Severity tells you how bad this could be in the worst case. It does not tell you whether you are exposed. Exploitability and impact are functions of runtime truth: whether the vulnerable code is present, reachable, and actually executes in your application. A vulnerable package can sit in your dependency tree and never run.

Kodem, an Intelligent Application Security platform, uses runtime intelligence to reveal which vulnerabilities actually execute in production, so teams prioritize the ones that genuinely matter. Kodem's runtime-powered SCA identifies whether this CVE is reachable in your applications.

See it in your environment

Remediation advice

The JWKS fetcher now applies a redirect policy that re-validates every redirect target against the configured network capabilities (mirroring check_capabilities_url) and caps redirects at max_http_redirects.

  • Versions prior to 3.1.5 are vulnerable.
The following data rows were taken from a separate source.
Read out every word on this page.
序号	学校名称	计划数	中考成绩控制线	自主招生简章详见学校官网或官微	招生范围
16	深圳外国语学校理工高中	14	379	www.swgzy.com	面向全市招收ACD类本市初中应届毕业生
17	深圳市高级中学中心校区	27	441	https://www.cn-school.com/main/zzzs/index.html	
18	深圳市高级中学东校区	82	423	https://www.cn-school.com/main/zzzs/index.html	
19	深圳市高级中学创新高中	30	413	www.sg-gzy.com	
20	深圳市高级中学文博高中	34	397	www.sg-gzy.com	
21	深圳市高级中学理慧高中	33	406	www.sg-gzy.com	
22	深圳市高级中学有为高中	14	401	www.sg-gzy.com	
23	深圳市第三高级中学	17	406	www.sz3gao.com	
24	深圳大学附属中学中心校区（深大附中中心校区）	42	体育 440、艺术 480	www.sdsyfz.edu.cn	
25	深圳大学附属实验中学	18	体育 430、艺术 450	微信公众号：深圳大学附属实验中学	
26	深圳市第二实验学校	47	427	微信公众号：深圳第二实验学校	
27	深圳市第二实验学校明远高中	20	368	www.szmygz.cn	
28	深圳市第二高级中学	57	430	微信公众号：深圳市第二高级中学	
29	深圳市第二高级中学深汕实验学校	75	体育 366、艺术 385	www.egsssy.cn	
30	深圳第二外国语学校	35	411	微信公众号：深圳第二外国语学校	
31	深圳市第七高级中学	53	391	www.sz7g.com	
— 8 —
Frequently Asked Questions

  1. What is GHSA-H5RG-8P7F-47G2? GHSA-H5RG-8P7F-47G2 is a medium-severity server-side request forgery (SSRF) vulnerability in surrealdb (rust), affecting versions < 3.1.5. It is fixed in 3.1.5. Untrusted input controls the target URL of a server-initiated request, which may reach internal services not otherwise accessible from outside.
  2. How severe is GHSA-H5RG-8P7F-47G2? GHSA-H5RG-8P7F-47G2 has a CVSS score of 4.1 (Medium). This score reflects the worst-case severity of the vulnerability, not your specific exposure. Whether it represents real risk in your environment depends on whether the vulnerable code is present and reachable.
  3. Which versions of surrealdb are affected by GHSA-H5RG-8P7F-47G2? surrealdb (rust) versions < 3.1.5 is affected.
  4. Is there a fix for GHSA-H5RG-8P7F-47G2? Yes. GHSA-H5RG-8P7F-47G2 is fixed in 3.1.5. Upgrade to this version or later.
  5. Is GHSA-H5RG-8P7F-47G2 exploitable, and should I be worried? Whether GHSA-H5RG-8P7F-47G2 is exploitable in your environment depends on whether the vulnerable code is present and reachable. A CVSS score is a worst-case rating; it does not account for your specific deployment, configuration, or usage patterns. Kodem, an Intelligent Application Security platform, uses runtime intelligence to show which vulnerabilities actually execute in production, so you can focus on the ones that represent real risk. Get a demo
  6. What actually determines whether GHSA-H5RG-8P7F-47G2 is exploitable, and how bad it is? Exploitability and impact are not fixed properties of a CVE. They depend on runtime truth: whether the vulnerable code is present, reachable, and actually executes in your application. A high CVSS score on a dependency that never runs is not the same as real risk. Kodem, an Intelligent Application Security platform, uses runtime intelligence to reveal which vulnerabilities actually execute in production, so teams prioritize the ones that genuinely matter.
  7. How do I fix GHSA-H5RG-8P7F-47G2? Upgrade surrealdb to 3.1.5 or later.